On a weekday I’d wake up with the kids around 7, and then I’d get them dressed and fed, and then my father in law would take us to drop off the kids at school. Then he’d drop me back off at the apartment and I’d eat breakfast, do any leftover homework, and go to the bus stop. I’d take an hour to get to school, drop off my coat, and learn some Russian. Then take a bus back home and, depending on the day, I’d have just enough time to go drop by the little grocery store by my house, eat something, and then either walk to get the kids or go with my father in law to pick them up. Then in the afternoon I’d play with them a bit and do homework, feed them and go to bed. That was the winter schedule, because in winter the days were super short, like sunrise was at 10:30ish and sundown was around 5 or 6. By 8pm it felt much later, but the thing was that since we were all sharing a tiny room together, if I wanted them to sleep, I had to “sleep” too. So around 8pm I’d get us all ready for bed and I’d have to lie down and shut off all the lights and either go to sleep or play on a kindle, trying to hide it from the kids if I could. At the time, I thought it was really annoying. But, as all annoying things do, that time came to an end, and things got much worse, from a bedtime perspective. Guess what time it is in this picture:
11am? 3pm? Maybe even 6pm? Nope, that picture was taken at 9:30pm on May 1st. Bright as day, kids laughing and playing on the playground outside our window. Try getting kids to sleep when it doesn’t get dark till almost midnight in summer. Towards the end of our trip it wasn’t even a thing to hear kids at the playground at 10 or 11pm. Luckily, my summer classes were changed to a later schedule and I could take the kids to school around 9 or 10 depending on the day because they’d be up so late at night.

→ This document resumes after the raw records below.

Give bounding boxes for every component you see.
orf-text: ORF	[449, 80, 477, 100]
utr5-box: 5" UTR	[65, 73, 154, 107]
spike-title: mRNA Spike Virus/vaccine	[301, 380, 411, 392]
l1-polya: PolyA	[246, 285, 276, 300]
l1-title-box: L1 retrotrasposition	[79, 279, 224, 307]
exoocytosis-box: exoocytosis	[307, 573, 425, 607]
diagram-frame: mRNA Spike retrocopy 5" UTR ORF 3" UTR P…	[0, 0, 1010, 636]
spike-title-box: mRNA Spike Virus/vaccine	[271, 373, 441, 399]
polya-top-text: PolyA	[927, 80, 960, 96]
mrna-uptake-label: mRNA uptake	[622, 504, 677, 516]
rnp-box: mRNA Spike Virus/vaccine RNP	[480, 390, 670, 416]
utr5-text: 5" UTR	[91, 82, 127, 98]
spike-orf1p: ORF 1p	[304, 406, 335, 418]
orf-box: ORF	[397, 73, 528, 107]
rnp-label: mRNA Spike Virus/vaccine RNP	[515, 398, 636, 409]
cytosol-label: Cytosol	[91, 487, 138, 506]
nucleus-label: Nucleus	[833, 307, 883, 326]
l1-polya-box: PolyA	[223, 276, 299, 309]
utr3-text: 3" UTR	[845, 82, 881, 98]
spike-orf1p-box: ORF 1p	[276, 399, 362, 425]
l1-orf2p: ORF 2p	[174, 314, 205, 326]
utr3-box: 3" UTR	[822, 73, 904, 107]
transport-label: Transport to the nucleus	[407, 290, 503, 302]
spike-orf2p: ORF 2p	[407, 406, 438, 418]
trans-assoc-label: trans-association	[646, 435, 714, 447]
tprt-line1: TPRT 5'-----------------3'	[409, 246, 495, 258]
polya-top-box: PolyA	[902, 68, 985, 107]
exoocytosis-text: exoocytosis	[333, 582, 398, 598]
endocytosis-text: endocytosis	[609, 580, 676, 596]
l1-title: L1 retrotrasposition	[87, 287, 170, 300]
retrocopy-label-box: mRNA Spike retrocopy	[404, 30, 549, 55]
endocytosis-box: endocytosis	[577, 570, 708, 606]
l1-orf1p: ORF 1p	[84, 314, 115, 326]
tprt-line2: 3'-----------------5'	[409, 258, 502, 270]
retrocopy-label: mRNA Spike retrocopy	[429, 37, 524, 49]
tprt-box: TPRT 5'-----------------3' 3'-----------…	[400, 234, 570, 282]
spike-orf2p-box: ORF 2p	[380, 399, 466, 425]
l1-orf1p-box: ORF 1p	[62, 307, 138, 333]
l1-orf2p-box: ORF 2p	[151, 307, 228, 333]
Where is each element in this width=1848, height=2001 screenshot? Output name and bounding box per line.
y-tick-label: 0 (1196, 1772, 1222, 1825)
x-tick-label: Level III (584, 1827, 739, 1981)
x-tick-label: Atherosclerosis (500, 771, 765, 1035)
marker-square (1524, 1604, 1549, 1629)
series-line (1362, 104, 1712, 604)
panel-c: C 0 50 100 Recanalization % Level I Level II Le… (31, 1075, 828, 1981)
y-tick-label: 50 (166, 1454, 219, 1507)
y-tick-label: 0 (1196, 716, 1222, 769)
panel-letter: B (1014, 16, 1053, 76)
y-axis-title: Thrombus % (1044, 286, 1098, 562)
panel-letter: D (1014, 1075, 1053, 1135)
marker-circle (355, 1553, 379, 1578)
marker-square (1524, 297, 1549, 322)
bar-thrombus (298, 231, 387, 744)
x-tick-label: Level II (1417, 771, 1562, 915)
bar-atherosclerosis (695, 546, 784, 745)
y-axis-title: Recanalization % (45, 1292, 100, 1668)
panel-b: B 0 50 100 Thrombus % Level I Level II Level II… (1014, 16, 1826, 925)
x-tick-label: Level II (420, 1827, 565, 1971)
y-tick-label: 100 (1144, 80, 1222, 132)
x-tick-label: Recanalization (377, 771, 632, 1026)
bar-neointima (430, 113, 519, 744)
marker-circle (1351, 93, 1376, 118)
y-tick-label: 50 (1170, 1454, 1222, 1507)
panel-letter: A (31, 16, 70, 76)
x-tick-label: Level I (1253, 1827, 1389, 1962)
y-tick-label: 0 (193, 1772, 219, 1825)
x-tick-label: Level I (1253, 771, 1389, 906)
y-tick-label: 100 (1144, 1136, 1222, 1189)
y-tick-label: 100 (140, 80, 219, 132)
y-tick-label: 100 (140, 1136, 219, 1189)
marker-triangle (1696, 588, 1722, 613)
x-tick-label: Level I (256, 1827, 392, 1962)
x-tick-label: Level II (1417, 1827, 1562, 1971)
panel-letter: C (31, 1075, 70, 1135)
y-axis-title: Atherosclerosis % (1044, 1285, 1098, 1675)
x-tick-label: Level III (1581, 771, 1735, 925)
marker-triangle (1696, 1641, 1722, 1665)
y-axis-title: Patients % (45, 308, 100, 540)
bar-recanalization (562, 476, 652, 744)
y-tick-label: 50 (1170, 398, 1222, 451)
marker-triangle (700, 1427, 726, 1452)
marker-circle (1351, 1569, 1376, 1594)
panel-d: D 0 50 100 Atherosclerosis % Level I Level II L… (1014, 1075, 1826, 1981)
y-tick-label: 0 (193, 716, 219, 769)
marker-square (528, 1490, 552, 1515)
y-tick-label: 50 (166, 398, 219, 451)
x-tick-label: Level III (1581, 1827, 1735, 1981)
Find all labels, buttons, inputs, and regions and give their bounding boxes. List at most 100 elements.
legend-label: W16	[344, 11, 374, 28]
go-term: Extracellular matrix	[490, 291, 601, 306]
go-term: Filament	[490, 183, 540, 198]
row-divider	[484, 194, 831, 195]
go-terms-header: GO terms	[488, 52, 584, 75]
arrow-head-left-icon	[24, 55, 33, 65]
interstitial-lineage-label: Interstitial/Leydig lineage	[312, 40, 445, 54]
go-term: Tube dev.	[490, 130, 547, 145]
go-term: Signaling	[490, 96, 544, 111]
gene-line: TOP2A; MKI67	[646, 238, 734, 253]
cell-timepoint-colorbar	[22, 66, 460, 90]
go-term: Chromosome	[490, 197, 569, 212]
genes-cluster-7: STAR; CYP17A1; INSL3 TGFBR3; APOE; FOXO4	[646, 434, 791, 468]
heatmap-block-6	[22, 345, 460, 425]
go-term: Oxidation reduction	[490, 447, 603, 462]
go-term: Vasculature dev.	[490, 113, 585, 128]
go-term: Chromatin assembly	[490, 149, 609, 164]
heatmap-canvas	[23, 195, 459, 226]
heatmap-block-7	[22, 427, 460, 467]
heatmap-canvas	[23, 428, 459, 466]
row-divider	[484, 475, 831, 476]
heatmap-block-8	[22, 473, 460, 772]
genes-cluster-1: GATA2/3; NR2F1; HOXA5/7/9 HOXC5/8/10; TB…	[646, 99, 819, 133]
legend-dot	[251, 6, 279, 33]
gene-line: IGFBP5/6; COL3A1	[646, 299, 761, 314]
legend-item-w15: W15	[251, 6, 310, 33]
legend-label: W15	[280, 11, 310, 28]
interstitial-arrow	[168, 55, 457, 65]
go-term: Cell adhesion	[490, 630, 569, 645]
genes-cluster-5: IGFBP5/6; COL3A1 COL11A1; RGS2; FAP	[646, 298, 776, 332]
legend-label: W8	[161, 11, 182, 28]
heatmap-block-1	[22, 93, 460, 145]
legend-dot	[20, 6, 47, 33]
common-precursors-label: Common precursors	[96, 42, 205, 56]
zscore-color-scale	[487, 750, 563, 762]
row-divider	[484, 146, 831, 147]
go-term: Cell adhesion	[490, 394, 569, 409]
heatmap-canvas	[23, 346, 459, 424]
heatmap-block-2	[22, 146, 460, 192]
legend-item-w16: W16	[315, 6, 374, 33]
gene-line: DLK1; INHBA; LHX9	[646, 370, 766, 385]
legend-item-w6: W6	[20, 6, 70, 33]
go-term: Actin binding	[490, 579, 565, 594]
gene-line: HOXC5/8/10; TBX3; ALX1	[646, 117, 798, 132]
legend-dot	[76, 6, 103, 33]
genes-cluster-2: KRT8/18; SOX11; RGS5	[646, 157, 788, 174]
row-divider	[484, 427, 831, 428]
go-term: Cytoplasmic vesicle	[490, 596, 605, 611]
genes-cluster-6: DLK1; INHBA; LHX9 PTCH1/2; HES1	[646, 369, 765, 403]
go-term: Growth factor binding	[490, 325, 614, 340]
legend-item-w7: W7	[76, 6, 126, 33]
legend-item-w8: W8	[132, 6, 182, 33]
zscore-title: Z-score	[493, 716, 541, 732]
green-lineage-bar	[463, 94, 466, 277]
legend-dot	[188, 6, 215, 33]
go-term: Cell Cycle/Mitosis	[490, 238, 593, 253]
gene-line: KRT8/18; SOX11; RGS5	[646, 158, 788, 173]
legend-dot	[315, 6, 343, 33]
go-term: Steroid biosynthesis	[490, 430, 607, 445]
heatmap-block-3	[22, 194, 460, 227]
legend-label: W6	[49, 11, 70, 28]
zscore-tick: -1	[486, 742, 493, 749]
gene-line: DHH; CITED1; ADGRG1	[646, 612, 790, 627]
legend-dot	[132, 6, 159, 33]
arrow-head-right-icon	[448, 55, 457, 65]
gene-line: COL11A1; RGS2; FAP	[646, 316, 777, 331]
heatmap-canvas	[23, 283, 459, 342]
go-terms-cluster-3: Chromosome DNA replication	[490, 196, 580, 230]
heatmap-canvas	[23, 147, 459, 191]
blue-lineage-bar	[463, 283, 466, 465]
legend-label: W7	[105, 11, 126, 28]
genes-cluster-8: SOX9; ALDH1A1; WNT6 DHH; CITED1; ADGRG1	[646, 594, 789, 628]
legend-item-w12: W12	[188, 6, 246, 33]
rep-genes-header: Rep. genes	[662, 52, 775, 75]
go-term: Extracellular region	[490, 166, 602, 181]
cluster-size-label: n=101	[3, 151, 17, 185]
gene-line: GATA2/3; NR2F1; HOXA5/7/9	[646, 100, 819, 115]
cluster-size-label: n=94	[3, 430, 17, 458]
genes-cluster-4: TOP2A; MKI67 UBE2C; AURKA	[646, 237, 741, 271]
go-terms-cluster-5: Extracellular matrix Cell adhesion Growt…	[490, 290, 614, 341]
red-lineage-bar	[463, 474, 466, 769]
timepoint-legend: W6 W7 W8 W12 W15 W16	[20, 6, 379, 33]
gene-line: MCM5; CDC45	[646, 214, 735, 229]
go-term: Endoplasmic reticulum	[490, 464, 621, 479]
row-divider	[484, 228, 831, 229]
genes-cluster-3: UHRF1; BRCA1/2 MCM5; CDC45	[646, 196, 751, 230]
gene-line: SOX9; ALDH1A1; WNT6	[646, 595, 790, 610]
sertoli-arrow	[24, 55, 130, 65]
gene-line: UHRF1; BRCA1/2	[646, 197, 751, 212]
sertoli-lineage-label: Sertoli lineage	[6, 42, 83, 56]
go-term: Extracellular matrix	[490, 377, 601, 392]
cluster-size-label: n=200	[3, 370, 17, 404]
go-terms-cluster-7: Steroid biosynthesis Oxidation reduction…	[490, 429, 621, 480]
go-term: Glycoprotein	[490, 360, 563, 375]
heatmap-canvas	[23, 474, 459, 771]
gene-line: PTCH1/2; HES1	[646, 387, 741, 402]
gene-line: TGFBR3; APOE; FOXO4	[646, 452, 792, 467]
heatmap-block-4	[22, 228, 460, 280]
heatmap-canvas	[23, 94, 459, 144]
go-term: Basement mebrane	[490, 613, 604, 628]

On a weekend, we’d spend at least one day at the mall, Mega, and one day cleaning and doing laundry. We went to the mall because the poor kids were cooped up in the apartment all the time and Mega had two indoor playgrounds that they could run and play with other kids on.
Also, they had more food there, in a big walmart-type grocery store. One or two days a week I would have a few extra hours to take the tram to the other Mall, Raduga (Rainbow) Park, which had another large grocery/department store I liked better. It had great pizza (more on that later) and Reese’s, and Pringles, and a relatively cheap toy section.
I never really took the kids with me to Raduga Park at first, although it was really family friendly and had one of those great trains for kids to ride around the mall in. But Mega was where the indoor playgrounds were and, besides, my kid loves trains so much that we’d have to be riding that thing every time. So, I’d go there for grocery shopping on my own until spring came and we realized that the whole Park part of Raduga Park was quite literal and there was this amazing park behind the mall. I had always known that there was an area in the back where there was a ferris wheel, and a huge snow slide in the winter (too big for kids like mine, though). But I had thought that that was all there was, and so didn’t really give it much thought. But when it all got green I took them to check out that area because they had a couple big blow up slides and some fun ride on toys.
There was also this really great playground that the kids loved, horse rides (literal, living horses this time), a roller skating rink, and the most amazingly cool in-the-trees playground called Mowgli.
So, that’s where we spent most of our time when it got warmer (though not in that awesome Mowgli thing, since the kids were too young). Like I said before, when we weren’t mall-ing I was home with them doing laundry and cleaning up the room. The laundry was quite a chore, though (did I mention this already?). They had a tiny washing machine but no dryer and the washing machine was only big enough for a small load and so the rest had to be done by hand. Everything got hung up after and in summer when the heaters got turned off it took a little over a day to dry out. It took a while.
We also took a trip to the line between Europe and Asia, which was cool. “Trip” mostly means here that my father in law drove us about 20 min.
So, what did we do all day? We went to school, did homework, and tried to go places as much as we could.